Guitar music, often declared dead around this time, was mostly just changing address. Vampire Weekend’s “Diane Young” crammed baroque-pop cleverness into two frantic minutes; Arcade Fire’s “Reflektor” went the other direction, stretching out into disco-adjacent art-rock with help from James Murphy. Tame Impala’s “Elephant” and Jake Bugg’s “Lightning Bolt” both looked to classic rock without sounding retro, and on the rawer end, Courtney Barnett’s “Avant Gardener” and Deafheaven’s “Dream House” showed just how wide “guitar music” could stretch in a single year — one a deadpan, talk-sung account of a panic attack in a garden, the other a wall of blast-beats and shoegaze that somehow ended up sounding gorgeous.
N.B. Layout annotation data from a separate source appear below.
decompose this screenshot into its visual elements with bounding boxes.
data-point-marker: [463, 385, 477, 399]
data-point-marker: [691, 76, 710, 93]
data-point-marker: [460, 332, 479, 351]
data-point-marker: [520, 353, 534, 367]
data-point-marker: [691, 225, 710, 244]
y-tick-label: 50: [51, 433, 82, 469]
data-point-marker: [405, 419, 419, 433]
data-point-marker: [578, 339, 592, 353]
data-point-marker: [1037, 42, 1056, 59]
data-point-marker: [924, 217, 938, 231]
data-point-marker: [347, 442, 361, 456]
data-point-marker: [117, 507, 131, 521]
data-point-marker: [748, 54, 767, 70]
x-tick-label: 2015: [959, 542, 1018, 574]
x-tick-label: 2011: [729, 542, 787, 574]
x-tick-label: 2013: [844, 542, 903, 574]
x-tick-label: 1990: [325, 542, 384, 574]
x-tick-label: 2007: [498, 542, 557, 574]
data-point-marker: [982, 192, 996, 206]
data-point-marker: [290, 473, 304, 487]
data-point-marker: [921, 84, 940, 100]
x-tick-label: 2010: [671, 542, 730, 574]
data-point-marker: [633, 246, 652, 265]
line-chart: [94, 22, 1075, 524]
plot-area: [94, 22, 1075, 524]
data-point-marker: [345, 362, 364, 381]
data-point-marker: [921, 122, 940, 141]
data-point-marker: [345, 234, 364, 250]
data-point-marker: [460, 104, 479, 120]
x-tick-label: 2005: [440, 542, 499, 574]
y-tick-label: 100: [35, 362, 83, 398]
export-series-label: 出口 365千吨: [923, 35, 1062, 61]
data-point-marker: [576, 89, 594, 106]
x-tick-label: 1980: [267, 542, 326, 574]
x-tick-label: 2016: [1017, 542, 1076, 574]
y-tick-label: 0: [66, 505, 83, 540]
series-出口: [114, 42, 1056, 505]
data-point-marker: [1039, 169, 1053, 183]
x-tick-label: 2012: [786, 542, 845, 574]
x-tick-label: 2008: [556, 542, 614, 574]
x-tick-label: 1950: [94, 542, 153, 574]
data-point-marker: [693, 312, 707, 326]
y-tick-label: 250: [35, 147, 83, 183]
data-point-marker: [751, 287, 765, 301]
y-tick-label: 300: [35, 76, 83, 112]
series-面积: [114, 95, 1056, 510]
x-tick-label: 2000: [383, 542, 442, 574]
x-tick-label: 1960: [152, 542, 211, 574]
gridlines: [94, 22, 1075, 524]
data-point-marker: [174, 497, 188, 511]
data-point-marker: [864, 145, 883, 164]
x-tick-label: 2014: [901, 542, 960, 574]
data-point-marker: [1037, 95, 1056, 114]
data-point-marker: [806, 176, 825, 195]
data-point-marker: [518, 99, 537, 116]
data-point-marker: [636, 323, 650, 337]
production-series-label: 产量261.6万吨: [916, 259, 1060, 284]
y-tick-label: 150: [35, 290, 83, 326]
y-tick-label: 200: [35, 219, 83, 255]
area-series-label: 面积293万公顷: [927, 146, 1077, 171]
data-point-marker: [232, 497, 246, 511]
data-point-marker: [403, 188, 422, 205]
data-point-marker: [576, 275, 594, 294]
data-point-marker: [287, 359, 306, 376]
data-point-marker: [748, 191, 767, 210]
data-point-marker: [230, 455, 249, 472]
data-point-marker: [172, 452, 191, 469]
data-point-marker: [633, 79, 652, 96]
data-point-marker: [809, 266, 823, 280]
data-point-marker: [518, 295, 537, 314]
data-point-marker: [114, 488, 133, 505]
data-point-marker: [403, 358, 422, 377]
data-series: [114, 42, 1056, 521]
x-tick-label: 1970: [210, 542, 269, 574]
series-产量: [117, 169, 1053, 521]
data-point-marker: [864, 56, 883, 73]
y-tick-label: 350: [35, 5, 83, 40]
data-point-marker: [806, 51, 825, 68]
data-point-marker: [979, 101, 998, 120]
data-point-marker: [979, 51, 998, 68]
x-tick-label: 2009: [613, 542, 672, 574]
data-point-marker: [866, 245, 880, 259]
What’s easy to miss, looking back, is how many of 2013’s songs were quietly about mortality and change. David Bowie’s “Where Are We Now?” arrived without warning after a decade of silence, a hushed reflection from a man looking at his own past. The Knife’s “Full of Fire” and Nick Cave’s “Jubilee Street” both dealt, in very different registers, with reckoning and transformation. Even Justin Timberlake’s “Mirrors,” a genuine pop smash, was really a song about time and commitment dressed up as a love song. None of these songs were trying to define an era — they were just being made, by people working in their own lanes, at the same time. It’s only in hindsight, with a playlist like this one, that the year starts to look like it had a shape at all.